You are viewing a plain text version of this content. The canonical link for it is here.
Posted to general@hadoop.apache.org by Syed Wasti <md...@hotmail.com> on 2010/07/15 20:40:27 UTC

Data Block Size ?

Hi,

I am new to hadoop and looking for some answers to clear my basic concepts on Hadoop.



Will it matter what the data block size is ? 

It is recommended to have a block size of 64 MB, but if we want to have the data block size to 128 MB, should this effect the performance ?

Does the size of the map jobs created on each datanodes in anyway depend the block size ?



Thanks for the support.



Regards

Syed


 		 	   		  

RE: Data Block Size ?

Posted by Syed Wasti <md...@hotmail.com>.
Thank you Allen.
So, is it fair to assume that if I have smaller block size (64 MB), then my blocks are distributed across more datanodes and because my blocks are around more datanodes, then my map jobs should also run on different datanodes and becuase the maps size will be smaller, it should execute faster using less resources. 
Should this work this way ? or is there any algorithm on how the blocks should be distributed across the datanodes and where should the replication copies should go ?
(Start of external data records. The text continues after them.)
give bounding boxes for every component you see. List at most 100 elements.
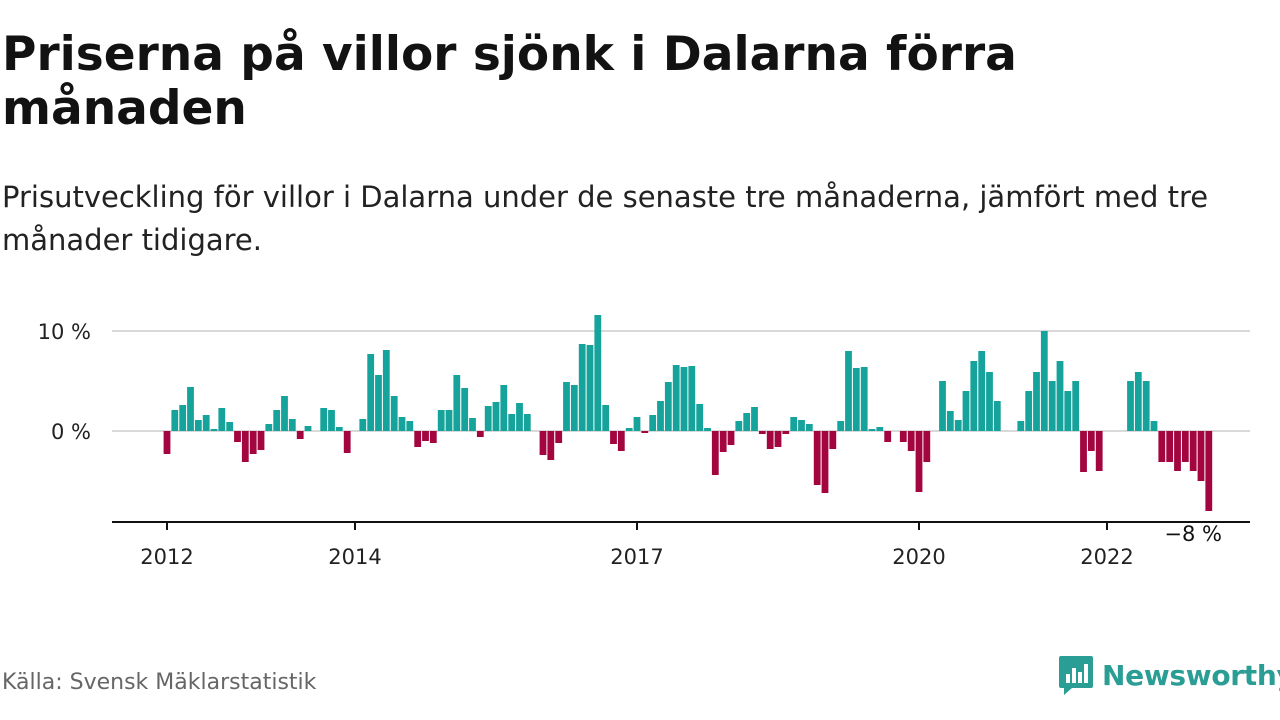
chart-title: Priserna på villor sjönk i Dalarna förra…	[2, 27, 1017, 136]
bar	[860, 367, 868, 431]
bar-chart: 0 % 10 % 2012 2014 2017 2020 2022 −8 %	[38, 315, 1250, 569]
bar	[954, 420, 962, 431]
bar	[210, 429, 218, 431]
bar	[359, 419, 367, 431]
bar	[563, 382, 570, 431]
bar	[602, 405, 610, 431]
bar	[226, 422, 234, 431]
bar	[1080, 431, 1087, 472]
bar	[202, 415, 210, 431]
bar	[805, 424, 813, 431]
bar	[923, 431, 931, 462]
x-tick-label: 2017	[610, 545, 663, 569]
bar	[461, 388, 469, 431]
bar	[288, 419, 296, 431]
bar	[946, 411, 954, 431]
bar	[476, 431, 484, 437]
bar	[375, 375, 382, 431]
brand-name: Newsworthy	[1102, 658, 1280, 692]
bar	[727, 431, 735, 445]
annotation-label: −8 %	[1164, 522, 1222, 546]
bar	[171, 410, 179, 431]
bar	[218, 408, 226, 431]
bar	[1197, 431, 1205, 481]
bar	[469, 418, 476, 431]
bar	[986, 372, 993, 431]
bar	[610, 431, 617, 444]
bar	[367, 354, 375, 431]
source-note: Källa: Svensk Mäklarstatistik	[2, 670, 317, 695]
bar	[445, 410, 453, 431]
bar	[1181, 431, 1189, 462]
bar	[398, 417, 406, 431]
bar	[664, 382, 672, 431]
chart-subtitle: Prisutveckling för villor i Dalarna unde…	[2, 180, 1209, 257]
bar	[758, 431, 766, 434]
bar	[962, 391, 970, 431]
bar	[492, 402, 500, 431]
bar	[1025, 391, 1033, 431]
bar	[555, 431, 563, 443]
bar	[1048, 381, 1056, 431]
bar	[390, 396, 398, 431]
bar	[304, 426, 312, 431]
bar	[484, 406, 492, 431]
bar	[641, 431, 649, 433]
bar	[500, 385, 508, 431]
bar	[970, 361, 978, 431]
bar	[884, 431, 892, 442]
bar	[790, 417, 798, 431]
bar	[241, 431, 249, 462]
bar	[1150, 421, 1158, 431]
bar	[782, 431, 790, 434]
bar	[281, 396, 288, 431]
bar	[1142, 381, 1150, 431]
bar	[516, 403, 523, 431]
bar	[1127, 381, 1134, 431]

Lets say, I have a file of 640 MB and a cluster with 5 datanodes and configured the block size to be 64 MB. How will this be distributed ? 

Regards
Syed Wasti

> From: awittenauer@linkedin.com
> To: general@hadoop.apache.org
> Subject: Re: Data Block Size ?
> Date: Thu, 15 Jul 2010 18:49:04 +0000
> 
> 
> On Jul 15, 2010, at 11:40 AM, Syed Wasti wrote:
> 
> > Will it matter what the data block size is ? 
> 
> Yes.
> 
> > It is recommended to have a block size of 64 MB, but if we want to have the data block size to 128 MB, should this effect the performance ?
> 
> Yes.
> 
> FWIW, we run with 128MB.
> 
> > Does the size of the map jobs created on each datanodes in anyway depend the block size ?
> 
> Yes.
> 
> Unless told otherwise, Hadoop will generally use the # of maps == # of blocks.  So if you have fewer blocks to process, you'll have fewer maps to do more work.  This is not necessarily a bad thing; it all depends upon your workload, size of grid, etc.
> 
 		 	   		  

Re: Data Block Size ?

Posted by Allen Wittenauer <aw...@linkedin.com>.
On Jul 15, 2010, at 11:40 AM, Syed Wasti wrote:

> Will it matter what the data block size is ? 

Yes.

> It is recommended to have a block size of 64 MB, but if we want to have the data block size to 128 MB, should this effect the performance ?

Yes.

FWIW, we run with 128MB.

> Does the size of the map jobs created on each datanodes in anyway depend the block size ?

Yes.

Unless told otherwise, Hadoop will generally use the # of maps == # of blocks.  So if you have fewer blocks to process, you'll have fewer maps to do more work.  This is not necessarily a bad thing; it all depends upon your workload, size of grid, etc.